AGRAVO DE INSTRUMENTO. DESPACHO ADUANEIRO. PRAZOS. GREVE DOS SERVIDORES DA RECEITA FEDERAL. DIVERGÊNCIA NA CLASSIFICAÇÃO TARIFÁRIA. RETENÇÃO PELO FISCO. 1. Inexistindo prazo específico para o desembaraço aduaneiro, deve ser observado o prazo de oito dias, estabelecido para execução de atos no âmbito do processo administrativo fiscal pelo art. 4º do Decreto 70.235, de 1972. 2. O movimento grevista dos servidores da Receita Federal não pode inviabilizar a atividade produtiva das empresas que necessitam da prestação do serviço público que lhe é essencial e inadiável. 3. A Administração Fazendária não pode reter a mercadoria importada como forma de obrigar o importador a aceitar a reclassificação fiscal e de constrangê-lo a pagar as diferenças tributárias para que conclua o procedimento administrativo de desembaraço aduaneiro. O não recolhimento da multa e da diferença de tributos oriundos da imposição de reclassificação fiscal não tem o condão de obstar o desembaraço aduaneiro, mormente porque a liberação das mercadorias não impede o prosseguimento pelo Fisco da autuação e da futura cobrança de diferenças de tributos e multas apuradas, se for o caso.
(TRF4, AG 5047482-45.2016.4.04.0000, SEGUNDA TURMA, Relatora LUCIANE AMARAL CORRÊA MÜNCH, juntado aos autos em 15/02/2017).
Além da Súmula 323/STF, a decisão viola a Tese nº 856 de Repercussão Geral do Supremo Tribunal Federal, onde restou firmado o entendimento de que: “é inconstitucional restrição ilegítima ao livre exercício da atividade econômica ou profissional, quando imposta como meio de cobrança indireta de tributos”.
Os casos de reclassificação fiscal são comuns e o importador pode defender a classificação adotada em processo administrativo próprio, sem que pra isso a mercadoria fique retida em recinto alfandegado, evitando a incidência de altos custos de armazenagem e demurrage.

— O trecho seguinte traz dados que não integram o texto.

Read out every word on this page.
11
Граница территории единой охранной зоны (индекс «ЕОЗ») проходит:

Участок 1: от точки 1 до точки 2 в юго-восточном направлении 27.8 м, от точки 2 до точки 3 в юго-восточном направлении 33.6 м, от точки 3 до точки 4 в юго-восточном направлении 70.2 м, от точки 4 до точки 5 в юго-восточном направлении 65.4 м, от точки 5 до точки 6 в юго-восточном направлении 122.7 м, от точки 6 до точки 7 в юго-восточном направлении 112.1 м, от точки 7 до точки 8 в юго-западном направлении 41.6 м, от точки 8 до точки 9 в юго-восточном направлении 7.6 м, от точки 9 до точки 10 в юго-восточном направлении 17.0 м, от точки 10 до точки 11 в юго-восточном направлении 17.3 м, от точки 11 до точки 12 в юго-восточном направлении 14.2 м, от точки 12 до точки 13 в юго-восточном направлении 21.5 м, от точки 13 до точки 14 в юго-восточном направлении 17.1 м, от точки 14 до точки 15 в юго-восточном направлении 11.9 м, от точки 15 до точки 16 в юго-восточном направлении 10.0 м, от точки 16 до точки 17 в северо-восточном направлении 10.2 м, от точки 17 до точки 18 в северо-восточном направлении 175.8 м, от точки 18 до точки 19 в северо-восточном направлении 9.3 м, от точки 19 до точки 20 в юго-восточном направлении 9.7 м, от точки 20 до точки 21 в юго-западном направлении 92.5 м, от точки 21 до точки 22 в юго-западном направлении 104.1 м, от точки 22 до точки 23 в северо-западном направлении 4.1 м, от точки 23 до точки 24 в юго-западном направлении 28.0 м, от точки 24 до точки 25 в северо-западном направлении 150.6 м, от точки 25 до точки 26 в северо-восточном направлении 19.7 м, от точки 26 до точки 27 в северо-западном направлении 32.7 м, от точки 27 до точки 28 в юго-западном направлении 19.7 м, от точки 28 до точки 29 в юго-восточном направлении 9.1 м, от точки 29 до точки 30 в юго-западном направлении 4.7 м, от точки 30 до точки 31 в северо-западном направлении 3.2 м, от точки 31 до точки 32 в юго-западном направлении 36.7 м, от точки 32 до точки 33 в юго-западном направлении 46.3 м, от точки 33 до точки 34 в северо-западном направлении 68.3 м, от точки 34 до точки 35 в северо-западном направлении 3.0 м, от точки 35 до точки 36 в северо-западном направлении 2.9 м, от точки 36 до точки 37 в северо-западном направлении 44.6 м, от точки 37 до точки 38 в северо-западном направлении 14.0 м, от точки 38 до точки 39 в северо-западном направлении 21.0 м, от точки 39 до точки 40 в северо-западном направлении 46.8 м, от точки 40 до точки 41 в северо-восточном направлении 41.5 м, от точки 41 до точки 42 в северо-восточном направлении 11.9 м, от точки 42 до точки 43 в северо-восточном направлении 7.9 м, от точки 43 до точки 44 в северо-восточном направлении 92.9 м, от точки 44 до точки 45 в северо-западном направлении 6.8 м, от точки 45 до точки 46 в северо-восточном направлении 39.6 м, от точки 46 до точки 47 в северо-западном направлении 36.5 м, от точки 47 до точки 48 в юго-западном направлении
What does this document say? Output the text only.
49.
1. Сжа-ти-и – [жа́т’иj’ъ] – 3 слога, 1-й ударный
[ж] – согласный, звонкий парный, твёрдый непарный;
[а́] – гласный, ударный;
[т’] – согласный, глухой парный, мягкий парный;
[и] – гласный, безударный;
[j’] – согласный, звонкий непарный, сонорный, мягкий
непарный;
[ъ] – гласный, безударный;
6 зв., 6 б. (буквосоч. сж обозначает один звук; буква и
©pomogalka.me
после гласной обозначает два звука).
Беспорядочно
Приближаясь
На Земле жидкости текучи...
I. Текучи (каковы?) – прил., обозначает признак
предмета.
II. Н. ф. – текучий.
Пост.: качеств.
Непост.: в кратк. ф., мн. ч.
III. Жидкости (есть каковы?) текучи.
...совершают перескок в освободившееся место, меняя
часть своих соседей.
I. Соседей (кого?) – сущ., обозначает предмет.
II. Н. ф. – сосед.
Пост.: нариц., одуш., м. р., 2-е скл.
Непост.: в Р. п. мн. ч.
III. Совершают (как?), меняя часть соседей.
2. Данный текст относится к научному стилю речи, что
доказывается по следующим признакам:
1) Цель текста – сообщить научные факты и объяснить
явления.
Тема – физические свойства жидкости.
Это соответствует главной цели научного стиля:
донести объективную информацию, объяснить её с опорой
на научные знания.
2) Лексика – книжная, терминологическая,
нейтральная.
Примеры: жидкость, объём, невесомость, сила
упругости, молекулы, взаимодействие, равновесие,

A manutenção da decisão da Segunda Turma do TRF da 4ª Região causa insegurança jurídica e prejudica a ampla defesa do contribuinte, que se vê obrigado a recolher multa e tributos antes de poder discutir sua exigibilidade. Abre-se margem à atuações arbitrárias do Fisco, o que não deve ser admitido.
Com informações da revista Valor Econômico.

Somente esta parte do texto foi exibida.